Over most of the next decade and a half, he missed few opportunities to enrage the Church, and particularly the dreaded Jesuits. In the mid-1620s, he tried to bring alongside the new Pope, Urban VIII, a supposedly liberal thinker who also disliked the Jesuits, but this was a fateful miscalculation, as was his definitive book, "The Dialogue Concerning the Chief Two World Systems." Supposedly a balanced discussion, the 1632 opus was clearly a spirited and unrepentant defence of Copernicus with which Urban VIII, also detecting personal mockery, took ultimate offence. In October of 1632, Galileo was ordered to appear in front of the dreaded Inquisition.
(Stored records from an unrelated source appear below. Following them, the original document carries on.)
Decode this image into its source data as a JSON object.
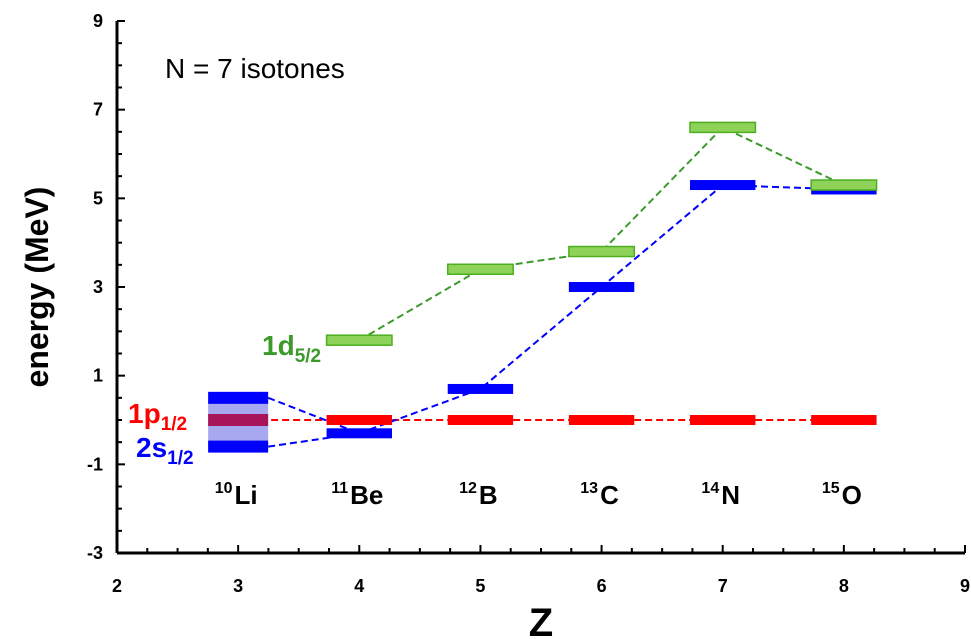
{
  "chart_data": {
    "type": "scatter",
    "annotation": "N = 7 isotones",
    "xlabel": "Z",
    "ylabel": "energy (MeV)",
    "xlim": [
      2,
      9
    ],
    "ylim": [
      -3,
      9
    ],
    "xticks": [
      2,
      3,
      4,
      5,
      6,
      7,
      8,
      9
    ],
    "yticks": [
      -3,
      -1,
      1,
      3,
      5,
      7,
      9
    ],
    "grid": false,
    "isotopes": [
      {
        "mass": "10",
        "symbol": "Li",
        "z": 3
      },
      {
        "mass": "11",
        "symbol": "Be",
        "z": 4
      },
      {
        "mass": "12",
        "symbol": "B",
        "z": 5
      },
      {
        "mass": "13",
        "symbol": "C",
        "z": 6
      },
      {
        "mass": "14",
        "symbol": "N",
        "z": 7
      },
      {
        "mass": "15",
        "symbol": "O",
        "z": 8
      }
    ],
    "series": [
      {
        "orbital": "1p",
        "subscript": "1/2",
        "color": "#ff0000",
        "x": [
          3,
          4,
          5,
          6,
          7,
          8
        ],
        "y": [
          0,
          0,
          0,
          0,
          0,
          0
        ]
      },
      {
        "orbital": "2s",
        "subscript": "1/2",
        "color": "#0000ff",
        "x": [
          3,
          3,
          4,
          5,
          6,
          7,
          8
        ],
        "y": [
          0.5,
          -0.6,
          -0.3,
          0.7,
          3.0,
          5.3,
          5.2
        ],
        "band_10Li": [
          -0.6,
          0.5
        ]
      },
      {
        "orbital": "1d",
        "subscript": "5/2",
        "color": "#4caf20",
        "x": [
          4,
          5,
          6,
          7,
          8
        ],
        "y": [
          1.8,
          3.4,
          3.8,
          6.6,
          5.3
        ]
      }
    ]
  }
}
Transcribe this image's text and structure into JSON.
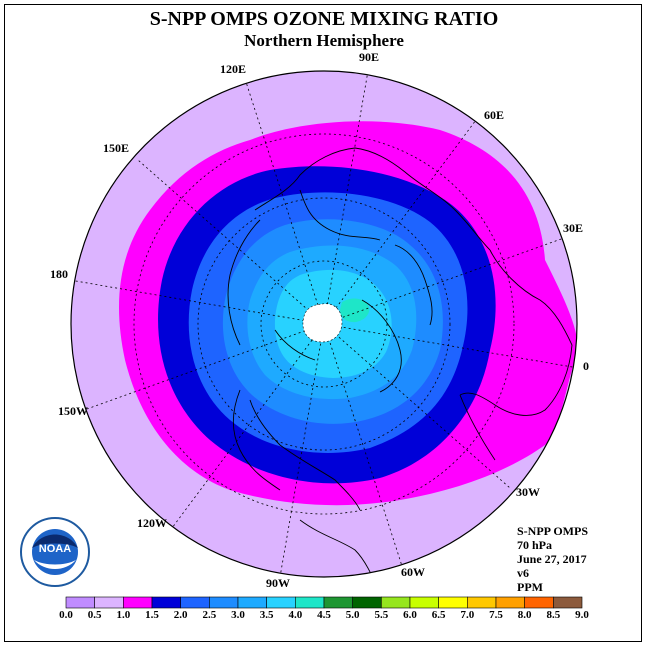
{
  "title": "S-NPP OMPS OZONE MIXING RATIO",
  "subtitle": "Northern Hemisphere",
  "longitude_labels": {
    "lon_90e": "90E",
    "lon_120e": "120E",
    "lon_60e": "60E",
    "lon_150e": "150E",
    "lon_30e": "30E",
    "lon_180": "180",
    "lon_0": "0",
    "lon_150w": "150W",
    "lon_30w": "30W",
    "lon_120w": "120W",
    "lon_60w": "60W",
    "lon_90w": "90W"
  },
  "info": {
    "instrument": "S-NPP OMPS",
    "level": "70 hPa",
    "date": "June 27, 2017",
    "version": "v6",
    "units": "PPM"
  },
  "colorbar": {
    "ticks": [
      "0.0",
      "0.5",
      "1.0",
      "1.5",
      "2.0",
      "2.5",
      "3.0",
      "3.5",
      "4.0",
      "4.5",
      "5.0",
      "5.5",
      "6.0",
      "6.5",
      "7.0",
      "7.5",
      "8.0",
      "8.5",
      "9.0"
    ],
    "colors": [
      "#c08cff",
      "#dcb4ff",
      "#ff00ff",
      "#0000d8",
      "#1e64ff",
      "#1e8cff",
      "#1eaaff",
      "#28d2ff",
      "#1ee6c8",
      "#1e9632",
      "#006400",
      "#96e61e",
      "#c8ff00",
      "#ffff00",
      "#ffc800",
      "#ffa000",
      "#ff6400",
      "#ff0000",
      "#8c5a3c"
    ]
  },
  "map_colors": {
    "level_0_5": "#dcb4ff",
    "level_1_0": "#ff00ff",
    "level_1_5": "#0000d8",
    "level_2_0": "#1e64ff",
    "level_2_5": "#1e8cff",
    "level_3_0": "#1eaaff",
    "level_3_5": "#28d2ff",
    "level_4_0": "#1ee6c8"
  },
  "logo_text": "NOAA"
}
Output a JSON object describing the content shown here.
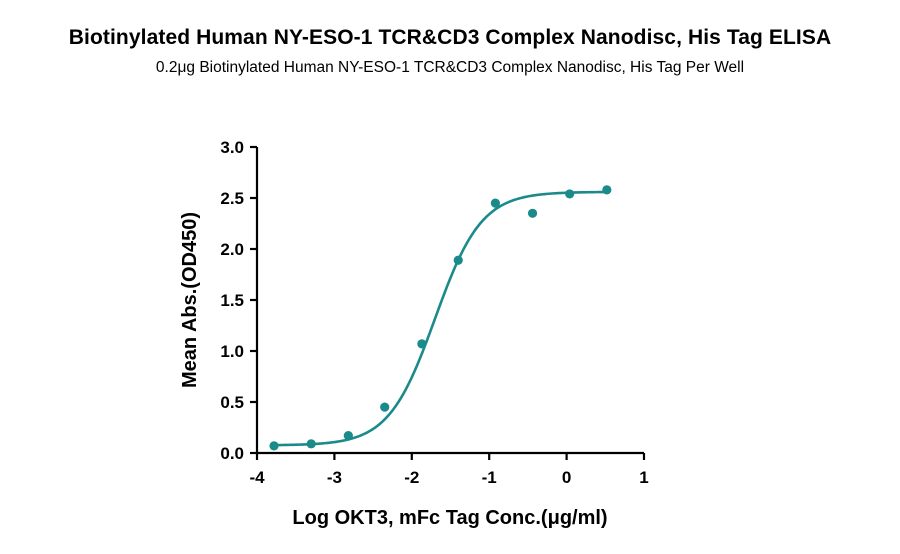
{
  "title": "Biotinylated Human NY-ESO-1 TCR&CD3 Complex Nanodisc, His Tag ELISA",
  "subtitle": "0.2μg Biotinylated Human NY-ESO-1 TCR&CD3 Complex Nanodisc, His Tag Per Well",
  "colors": {
    "series": "#1b8a8a",
    "axis": "#000000"
  },
  "chart_data": {
    "type": "scatter",
    "title": "Biotinylated Human NY-ESO-1 TCR&CD3 Complex Nanodisc, His Tag ELISA",
    "subtitle": "0.2μg Biotinylated Human NY-ESO-1 TCR&CD3 Complex Nanodisc, His Tag Per Well",
    "xlabel": "Log OKT3, mFc Tag Conc.(μg/ml)",
    "ylabel": "Mean Abs.(OD450)",
    "xlim": [
      -4,
      1
    ],
    "ylim": [
      0,
      3
    ],
    "x_ticks": [
      -4,
      -3,
      -2,
      -1,
      0,
      1
    ],
    "x_tick_labels": [
      "-4",
      "-3",
      "-2",
      "-1",
      "0",
      "1"
    ],
    "y_ticks": [
      0,
      0.5,
      1,
      1.5,
      2,
      2.5,
      3
    ],
    "y_tick_labels": [
      "0.0",
      "0.5",
      "1.0",
      "1.5",
      "2.0",
      "2.5",
      "3.0"
    ],
    "grid": false,
    "series": [
      {
        "x": [
          -3.78,
          -3.3,
          -2.82,
          -2.35,
          -1.87,
          -1.4,
          -0.92,
          -0.44,
          0.04,
          0.52
        ],
        "y": [
          0.07,
          0.09,
          0.17,
          0.45,
          1.07,
          1.89,
          2.45,
          2.35,
          2.54,
          2.58
        ],
        "fit": "4PL",
        "fit_params": {
          "bottom": 0.075,
          "top": 2.56,
          "log_ec50": -1.7,
          "hill_slope": 1.45
        }
      }
    ]
  }
}
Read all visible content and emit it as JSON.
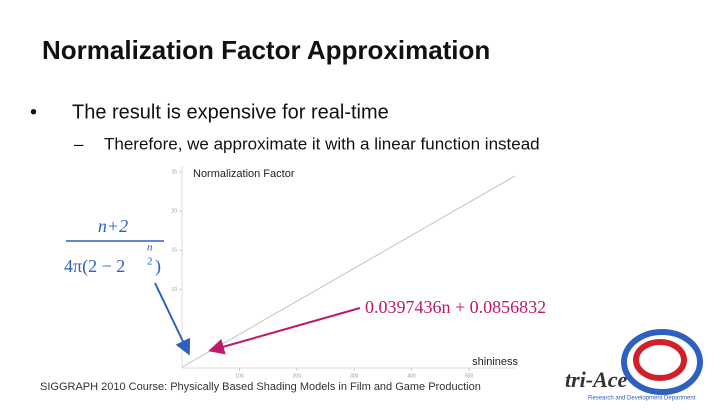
{
  "slide": {
    "title": "Normalization Factor Approximation",
    "bullets": [
      "The result is expensive for real-time",
      "Therefore, we approximate it with a linear function instead"
    ],
    "formula": {
      "numerator": "n+2",
      "denominator": "4π(2 − 2",
      "exponent_numerator": "n",
      "exponent_denominator": "2",
      "closing": ")"
    },
    "approximation": "0.0397436n + 0.0856832",
    "footer": "SIGGRAPH 2010 Course: Physically Based Shading Models in Film and Game Production",
    "logo": {
      "name": "tri-Ace",
      "subtitle": "Research and Development Department"
    }
  },
  "chart_data": {
    "type": "line",
    "y_label": "Normalization Factor",
    "x_label": "shininess",
    "x": [
      0,
      580
    ],
    "series": [
      {
        "color": "#c4c4c4",
        "values": [
          0.1,
          24.5
        ]
      }
    ],
    "xlim": [
      0,
      580
    ],
    "ylim": [
      0,
      25
    ],
    "xticks": [
      100,
      200,
      300,
      400,
      500
    ],
    "yticks": [
      10,
      15,
      20,
      25
    ]
  }
}
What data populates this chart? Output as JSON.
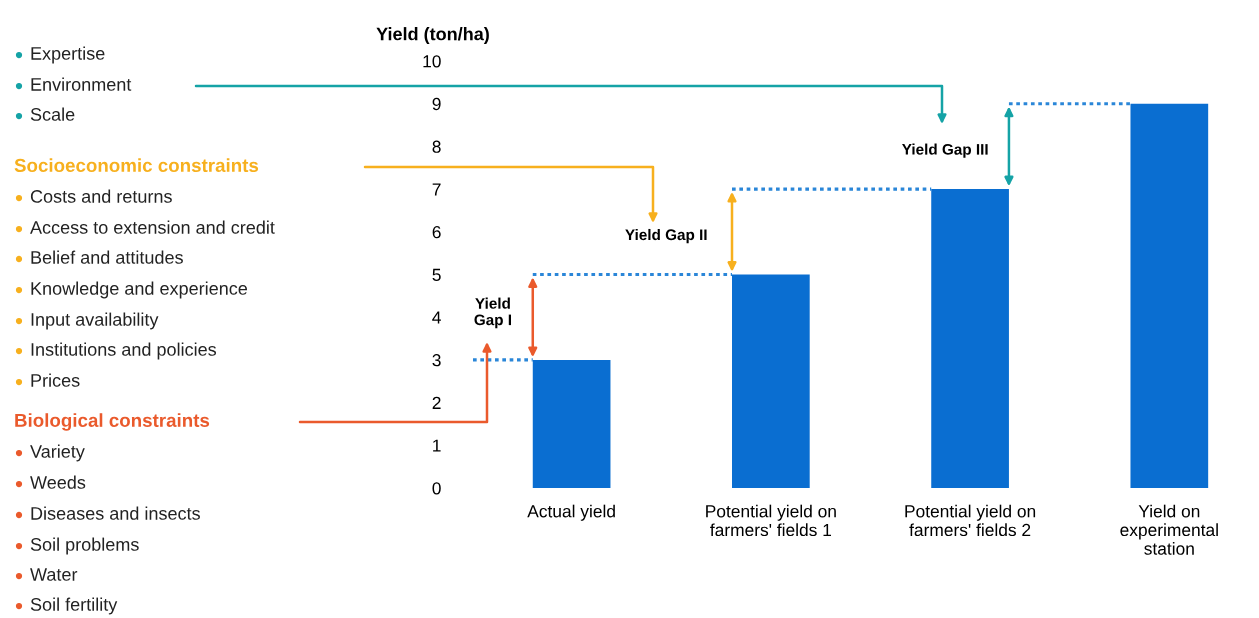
{
  "chart_data": {
    "type": "bar",
    "ylabel": "Yield (ton/ha)",
    "categories": [
      "Actual yield",
      "Potential yield on\nfarmers' fields 1",
      "Potential yield on\nfarmers' fields 2",
      "Yield on\nexperimental\nstation"
    ],
    "values": [
      3,
      5,
      7,
      9
    ],
    "color": "#0a6ed1",
    "ylim": [
      0,
      10
    ],
    "yticks": [
      0,
      1,
      2,
      3,
      4,
      5,
      6,
      7,
      8,
      9,
      10
    ],
    "grid": false,
    "annotations": [
      "Expertise",
      "Environment",
      "Scale",
      "Socioeconomic constraints",
      "Costs and returns",
      "Access to extension and credit",
      "Belief and attitudes",
      "Knowledge and experience",
      "Input availability",
      "Institutions and policies",
      "Prices",
      "Biological constraints",
      "Variety",
      "Weeds",
      "Diseases and insects",
      "Soil problems",
      "Water",
      "Soil fertility",
      "Yield\nGap I",
      "Yield Gap II",
      "Yield Gap III"
    ]
  }
}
His health now failing, Galileo complied. His interrogation began in April of 1633. Facing torture and execution, Galileo made the agonizing decision to distance himself from his lifes work, and on May 10 he admitted in writing to heresy and on June 22 made a full public confession. He was sentenced to indefinite imprisonment and told to be grateful that he could serve his time under house arrest near Florence. From there, he surreptitiously encouraged the foreign publication of his books (the Dutch lionized him, much to the Vaticans irritation) and continued to write until his eyesight failed. By 1636, blind and crippled with arthritis, he hosted such prestigious foreign visitors as Thomas Hobbes and John Milton. Fevered and striken with pain, he died at home in January, 1642.
It was not until three hundred and fifty years later, in 1992, that the Vatican pardoned Galileo and officially admitted that he had been right all along.